Demonstrasi juga merupakan peringatan protes pada 2019, ketika militer menggulingkan kekuasaan Omar Al-Bashir, yang menyebabkan pengaturan pembagian kekuasaan antara kelompok sipil dan militer.

Aksi demonstrasi pada 30 Juni ini juga menandai peringatan kudeta Al-Bashir pada 1989.

Pada protes kali ini, pemerintah mengmbil langkah mematikan internet dan layanan telepon, yang merupakan pertama kalinya setelah beberapa bulan protes terus terjadi di Sudan.

Setelah militer menguasai pemerintahan pemutusan internet yang diperpanjang diberlakukan sebagai upaya untuk melemahkan gerakan protes.

Menurut pekerja di perusahaan telekomunikasi sektor swasta bahwa pihak berwenang telah memerintahkan untuk menutup akses internet pada 30 Juni.

Kelompok advokasi internet yang berbasis di London, NetBlocks, juga memberitahu akses internet dan telepon di Sudan sedang dibatasi. Operator yang terkena dampak, termasuk operator Sudantel, yang dilaporkan konektivitas nasional hanya 17 persen dari tingkat biasanya.

“NetBlocks menyarankan untuk menentang penggunaan gangguan jaringan dan pembatasan media sosial untuk melawan protes, mengingat dampaknya yang tidak proporsional terhadap hak-hak dasar termasuk kebebasan berbicara dan kebebasan berkumpul,” kata NetBlocks, seperti dilansir IDN.

Kudeta pada Oktober tahun lalu telah memicu warga Sudan turun ke jalanan hampir setiap minggu untuk melakukan aksi demonstrasi.
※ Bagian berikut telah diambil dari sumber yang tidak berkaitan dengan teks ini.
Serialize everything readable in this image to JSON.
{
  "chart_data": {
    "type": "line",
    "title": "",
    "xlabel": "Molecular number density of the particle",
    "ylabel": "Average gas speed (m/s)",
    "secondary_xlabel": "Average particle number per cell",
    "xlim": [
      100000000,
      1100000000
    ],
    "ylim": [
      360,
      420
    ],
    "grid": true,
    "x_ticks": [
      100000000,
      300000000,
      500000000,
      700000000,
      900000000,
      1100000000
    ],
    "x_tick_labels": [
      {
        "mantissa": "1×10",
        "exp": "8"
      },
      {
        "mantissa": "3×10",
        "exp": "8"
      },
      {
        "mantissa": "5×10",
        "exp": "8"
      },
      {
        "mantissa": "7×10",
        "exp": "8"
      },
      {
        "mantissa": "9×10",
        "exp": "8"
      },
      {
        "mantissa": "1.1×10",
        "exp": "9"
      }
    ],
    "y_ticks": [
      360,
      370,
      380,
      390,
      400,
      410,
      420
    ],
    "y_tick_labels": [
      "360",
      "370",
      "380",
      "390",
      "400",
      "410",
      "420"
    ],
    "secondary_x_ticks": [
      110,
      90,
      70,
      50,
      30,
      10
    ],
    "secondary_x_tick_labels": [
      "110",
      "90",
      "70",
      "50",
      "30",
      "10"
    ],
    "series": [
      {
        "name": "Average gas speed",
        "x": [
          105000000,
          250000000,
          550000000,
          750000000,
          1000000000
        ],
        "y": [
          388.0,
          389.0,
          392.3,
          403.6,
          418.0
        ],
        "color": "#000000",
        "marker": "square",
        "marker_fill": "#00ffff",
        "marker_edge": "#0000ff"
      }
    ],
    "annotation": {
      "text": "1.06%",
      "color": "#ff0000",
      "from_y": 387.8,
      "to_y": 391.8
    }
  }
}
Komite Dokter Sudah menyampaikan dalam meredam protes telah dilakukan tindakan kekerasan, yang telah menyebabkan 111 orang tewas, termasuk delapan pada 30 Juni. Dari total yang tewas, 18 di antaranya adalah anak-anak.

Tindakan menentang kepemimpinan militer juga membuat ratusan orang, termasuk politisi dan aktivis ditahan, meskipun banyak yang telah dibebaskan baru-baru ini sebagai bagian dari langkah membangun kepercayaan.

Merespons kejadian Kamis, Volker Perthes, utusan Perserikatan Bangsa-Bangsa (PBB) untuk Sudan meminta kekerasan untuk segera diakhiri.

Namun, seruan untuk mengakhiri kekerasan yang dilontarkan pejabat PBB telah berulang kali dikritik oleh pemerintah Sudan.

Mereka menganggap hal itu hanya asumsi dan bertentangan dengan peran PBB sebagai pihak penengah krisis politik di Sudan, dikutip dari France 24.

Untuk mengakhiri kisruh di Sudan telah dilakukan upaya mediasi oleh PBB dan Uni Afrika. Kelompok prodemokrasi akhirnya setuju untuk melakukan pembicaraan dalam pertemuan yang ditengahi oleh Amerika Serikat dan Arab Saudi. S

Sebelumnya, kelompok itu terus menolak untuk berunding karena adanya militer. Meski demikian, belum ada terobosan yang terwujud dari pertemuan itu.